Investment firm Citadel’s founder and CEO, Ken Griffin, has finally made it to the top of Institutional Investor’s The Rich List which name the past years most successful hedge fund managers. Griffin achieved the prized position by bringing in a staggering $1.3 billion last year. The top position was close. Three managers with 2014 earnings of over $1 billion were in contention: James Simons, founder of East Setauket; Raymond Dalio, founder of Bridgewater Associates; and, of course, Griffin. In the end, Griffin beat out Simmon’s $1.2 billion and Dalio’s $1.1 billion.
The people on The Rich List have always been managers who pulled in that money as a representative of a certain company. That changed this year. Simons, who no longer runs the regular operations of the company he founded, became the first person ever to be named on the list who was not representing a company when pulling in the winning money. Although the top three brought in so much, the total of all the earners of the list was much lower than it has been since the financial crisis of 2008. Those who made the list are just a representative of the low average.
Last year was a bad investment year pretty much across the board of professional investors. In fact, several people who almost always take respectable positions on the list, didn’t even qualify. As evidenced in how he made the top of The Rich List, Kenneth was unlike most fund managers in actually having a great year on behalf of Citadel. Citadel might have had a good year, but not all of its investors found individual success. It is likely that certain employees of Citadel, like asset manager Derek Kaufman, eyed their more successful peers with envy. Like many asset managers, Kaufman had a very bad investment year in 2014. Over the course of the year a long list of his trades resulted in huge losses.

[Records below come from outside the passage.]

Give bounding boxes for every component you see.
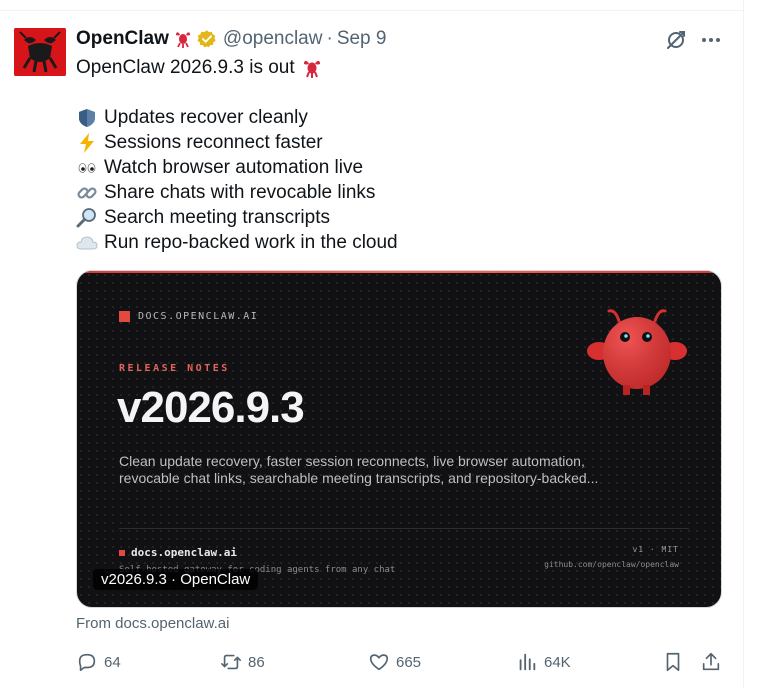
release-notes-eyebrow: RELEASE NOTES: [119, 363, 230, 374]
card-footer-site: docs.openclaw.ai: [119, 546, 237, 559]
reply-count: 64: [104, 653, 121, 671]
verified-badge-icon[interactable]: [197, 29, 217, 49]
reply-icon: [78, 653, 96, 672]
like-button[interactable]: 665: [368, 650, 421, 674]
action-bar: 64 86 665 64K: [76, 650, 726, 674]
eyes-emoji-icon: [78, 162, 96, 173]
analytics-icon: [519, 653, 536, 671]
repost-icon: [221, 654, 241, 670]
docs-badge-text: DOCS.OPENCLAW.AI: [138, 311, 259, 322]
card-footer-repo: github.com/openclaw/openclaw: [544, 560, 679, 569]
mascot-icon: [587, 309, 687, 395]
docs-badge-icon: [119, 311, 130, 322]
headline-text: OpenClaw 2026.9.3 is out: [76, 57, 295, 78]
handle[interactable]: @openclaw: [223, 28, 323, 50]
separator-dot: ·: [326, 28, 333, 49]
timestamp[interactable]: Sep 9: [337, 28, 387, 50]
views-button[interactable]: 64K: [516, 650, 571, 674]
like-count: 665: [396, 653, 422, 671]
release-description: Clean update recovery, faster session re…: [119, 453, 599, 486]
feature-line: Watch browser automation live: [76, 155, 716, 180]
bookmark-button[interactable]: [662, 650, 684, 674]
feature-text: Share chats with revocable links: [104, 182, 376, 203]
lobster-emoji-icon: [175, 32, 190, 48]
display-name[interactable]: OpenClaw: [76, 28, 169, 50]
link-emoji-icon: [77, 186, 97, 199]
headline-line: OpenClaw 2026.9.3 is out: [76, 55, 716, 80]
card-accent-bar: [77, 271, 721, 273]
share-button[interactable]: [700, 650, 722, 674]
card-caption[interactable]: v2026.9.3 · OpenClaw: [93, 569, 259, 590]
link-preview-card[interactable]: DOCS.OPENCLAW.AI RELEASE NOTES v2026.9.3…: [76, 270, 722, 608]
reply-button[interactable]: 64: [76, 650, 121, 674]
share-icon: [702, 652, 720, 671]
release-version: v2026.9.3: [117, 383, 305, 432]
feature-text: Updates recover cleanly: [104, 107, 308, 128]
avatar[interactable]: [14, 28, 66, 76]
tweet-text: OpenClaw 2026.9.3 is out Updates recover…: [76, 55, 716, 255]
views-count: 64K: [544, 653, 571, 671]
feature-text: Watch browser automation live: [104, 157, 364, 178]
footer-site-text: docs.openclaw.ai: [131, 546, 237, 559]
feature-line: Share chats with revocable links: [76, 180, 716, 205]
feature-text: Run repo-backed work in the cloud: [104, 232, 398, 253]
repost-button[interactable]: 86: [220, 650, 265, 674]
top-divider: [0, 10, 743, 11]
feature-line: Run repo-backed work in the cloud: [76, 230, 716, 255]
lobster-emoji-icon: [303, 60, 320, 78]
feature-text: Sessions reconnect faster: [104, 132, 323, 153]
card-divider: [119, 528, 689, 529]
lightning-emoji-icon: [80, 132, 94, 153]
timeline-border: [743, 0, 744, 688]
more-options-icon[interactable]: [699, 28, 723, 52]
tweet-header: OpenClaw @openclaw · Sep 9: [76, 27, 386, 51]
repost-count: 86: [248, 653, 265, 671]
feature-text: Search meeting transcripts: [104, 207, 330, 228]
feature-line: Search meeting transcripts: [76, 205, 716, 230]
lobster-logo-icon: [14, 28, 66, 76]
footer-bullet-icon: [119, 549, 125, 556]
magnifier-emoji-icon: [76, 207, 96, 227]
feature-line: Updates recover cleanly: [76, 105, 716, 130]
shield-emoji-icon: [79, 108, 95, 127]
card-footer-meta: v1 · MIT: [632, 545, 679, 554]
docs-badge: DOCS.OPENCLAW.AI: [119, 311, 258, 322]
grok-icon[interactable]: [664, 28, 688, 52]
feature-line: Sessions reconnect faster: [76, 130, 716, 155]
heart-icon: [369, 654, 389, 671]
card-source-link[interactable]: From docs.openclaw.ai: [76, 615, 229, 632]
bookmark-icon: [666, 652, 680, 672]
cloud-emoji-icon: [76, 235, 98, 249]
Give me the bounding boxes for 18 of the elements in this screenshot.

Kaufman had been one of Citadel’s best employees since 2008. However, after such a horrendous year Citadel had to let him go. Griffin, who had such a great year in 2014, will be taking on the additional leadership of those employees directly under Kaufman. At the same time as one important employee is leaving, another is arriving in the form of Federal Reserve Chair Ben Bernanke, who will be coming on board Citadel as a senior adviser. Although Citadel did have a better 2014 than many investment firms, it is not completely unlikely the bad investment year inspired this recent hire.